Some think a schedule like that would take away the mystique of interleague play, rendering NL vs. AL games no different than any of the 162 games on the schedule.

That's the first problem. There are too many regular season games in baseball. Period. I don't mind a six-month season, but do you know that these players typically get only one or two days off per month? Cut the schedule to 120 games and give the guys some breathing room. While the game isn't that physically demanding (pitching aside), the grind of a baseball season certainly is. For a 7:30pm start, most players are at the ballpark between noon and 2pm on game day. That's a long-ass day which includes weight training, batting practice, media sessions, etc.

For those who say that routine interleague games would ruin the intangible wonders of the current interleague schedule, I disagree. If I'm in a city with an NL home team, I would love to see guys like David Ortiz, Josh Hamilton and Albert Pujols playing in my ballpark. I'd shell out cash to watch them in person. Same goes for elite pitchers.
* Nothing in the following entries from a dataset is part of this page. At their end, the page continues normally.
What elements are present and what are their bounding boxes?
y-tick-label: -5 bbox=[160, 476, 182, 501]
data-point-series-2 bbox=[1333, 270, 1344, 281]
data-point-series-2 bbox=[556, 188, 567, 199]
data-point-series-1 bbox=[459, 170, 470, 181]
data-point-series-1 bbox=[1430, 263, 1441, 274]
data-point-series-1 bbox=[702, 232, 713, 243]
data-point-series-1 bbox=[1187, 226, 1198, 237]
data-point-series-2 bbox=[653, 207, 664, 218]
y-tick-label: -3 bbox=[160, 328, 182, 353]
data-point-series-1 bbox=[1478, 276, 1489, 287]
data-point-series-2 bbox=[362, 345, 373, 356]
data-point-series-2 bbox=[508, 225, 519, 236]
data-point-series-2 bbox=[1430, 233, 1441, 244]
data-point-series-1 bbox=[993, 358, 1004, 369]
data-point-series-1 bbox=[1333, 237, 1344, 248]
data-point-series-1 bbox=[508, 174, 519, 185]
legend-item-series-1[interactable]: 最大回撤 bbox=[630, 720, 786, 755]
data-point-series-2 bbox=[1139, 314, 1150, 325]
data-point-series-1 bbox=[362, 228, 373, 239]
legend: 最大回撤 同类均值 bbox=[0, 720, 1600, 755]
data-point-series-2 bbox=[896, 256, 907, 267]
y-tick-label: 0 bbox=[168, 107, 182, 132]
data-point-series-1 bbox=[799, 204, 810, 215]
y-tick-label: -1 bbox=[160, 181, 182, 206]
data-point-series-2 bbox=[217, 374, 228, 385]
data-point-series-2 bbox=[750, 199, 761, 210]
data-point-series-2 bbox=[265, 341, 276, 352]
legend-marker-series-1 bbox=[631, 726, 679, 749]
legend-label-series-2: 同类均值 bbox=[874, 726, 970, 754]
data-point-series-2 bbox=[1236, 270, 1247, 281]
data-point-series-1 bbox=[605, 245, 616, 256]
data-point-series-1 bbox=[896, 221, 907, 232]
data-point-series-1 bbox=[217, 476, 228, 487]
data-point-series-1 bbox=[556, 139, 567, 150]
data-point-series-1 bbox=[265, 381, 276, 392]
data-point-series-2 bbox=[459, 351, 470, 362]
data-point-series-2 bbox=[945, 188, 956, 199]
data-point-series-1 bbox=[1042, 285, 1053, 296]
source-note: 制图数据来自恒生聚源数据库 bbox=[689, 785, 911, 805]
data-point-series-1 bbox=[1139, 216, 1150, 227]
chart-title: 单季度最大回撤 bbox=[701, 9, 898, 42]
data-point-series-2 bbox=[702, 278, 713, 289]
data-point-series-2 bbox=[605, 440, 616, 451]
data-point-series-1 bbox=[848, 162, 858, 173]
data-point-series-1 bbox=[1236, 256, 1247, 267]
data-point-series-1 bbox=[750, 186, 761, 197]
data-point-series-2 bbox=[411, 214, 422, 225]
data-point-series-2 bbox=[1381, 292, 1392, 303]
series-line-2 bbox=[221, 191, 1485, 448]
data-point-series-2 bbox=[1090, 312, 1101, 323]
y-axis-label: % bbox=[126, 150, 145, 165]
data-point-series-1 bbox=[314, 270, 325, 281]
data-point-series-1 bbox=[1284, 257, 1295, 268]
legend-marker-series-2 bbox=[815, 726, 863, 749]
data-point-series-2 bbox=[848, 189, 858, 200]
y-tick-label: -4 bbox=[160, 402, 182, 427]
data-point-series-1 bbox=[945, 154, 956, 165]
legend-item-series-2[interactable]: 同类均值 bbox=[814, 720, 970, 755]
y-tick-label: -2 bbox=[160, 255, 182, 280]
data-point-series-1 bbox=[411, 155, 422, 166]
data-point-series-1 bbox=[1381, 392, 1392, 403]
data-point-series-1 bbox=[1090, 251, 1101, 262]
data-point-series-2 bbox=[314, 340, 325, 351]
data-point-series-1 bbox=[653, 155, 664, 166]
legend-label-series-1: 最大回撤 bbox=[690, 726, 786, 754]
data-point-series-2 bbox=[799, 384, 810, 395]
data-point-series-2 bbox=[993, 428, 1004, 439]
But isn't this going to put the AL at a disadvantage? Now designated hitters will have to legitimately prepare to play defense and the best pitchers in baseball will have to pretend to care about hitting?

Well this leads us to another problem with baseball; designated hitting. This is one of the few areas where I agree with baseball traditionalists. How lame is designated hitting? Even worse is the fact that two conferences in the same sports league have such a fundamental difference in the way they play the game. It makes NO SENSE.

I like the NL because I enjoy seeing pitchers at the plate. Sure, most pitchers suck at hitting, but it's cool to see a guy pitching against one of his throwing brethren. I feel like I'm witnessing some weird "Inception" mind game watching pitchers go mano a mano. Plus, I think its a cop out that pitchers don't have to swing the bat. Baseball players should know how to do everything. That's the way the game originated.

That said, I'd be cool if the entire league decided to implement the DH, just for the sake of uniformity. If we get everyone on the same page, then baseball could play an NBA-esque schedule.

Is there a "natural rivalry" between the Giants and the Blue Jays? No, but there very well could be if those teams played each other every season. You can't create and sustain a rivalry between two teams that never play each other, or only meet up in the World Series.

The Lakers and Celtics went 21 years without facing each other in the NBA Finals, yet die-hard and casual basketball fans alike would tune in for the two regular season games in which LA and Boston played each other. The Angels and Giants played a great World Series against each other in 2002. The momentum from that alone could have propel a legitimate regular season rivalry. Same goes for the Yankees and Diamondbacks, or the Rangers and Cardinals.

Sometimes rivalries are natural based on proximity or star power, other times, they are born from random circumstances. Either way, baseball should be allowed to let these things happen. Give the fans the opportunity to see every single player on his or her home field, then go from there.

It might take other adjustments in the rules and scheduling to make a shift like this practical, but it works for basketball, football and hockey. Now, it's baseball's turn.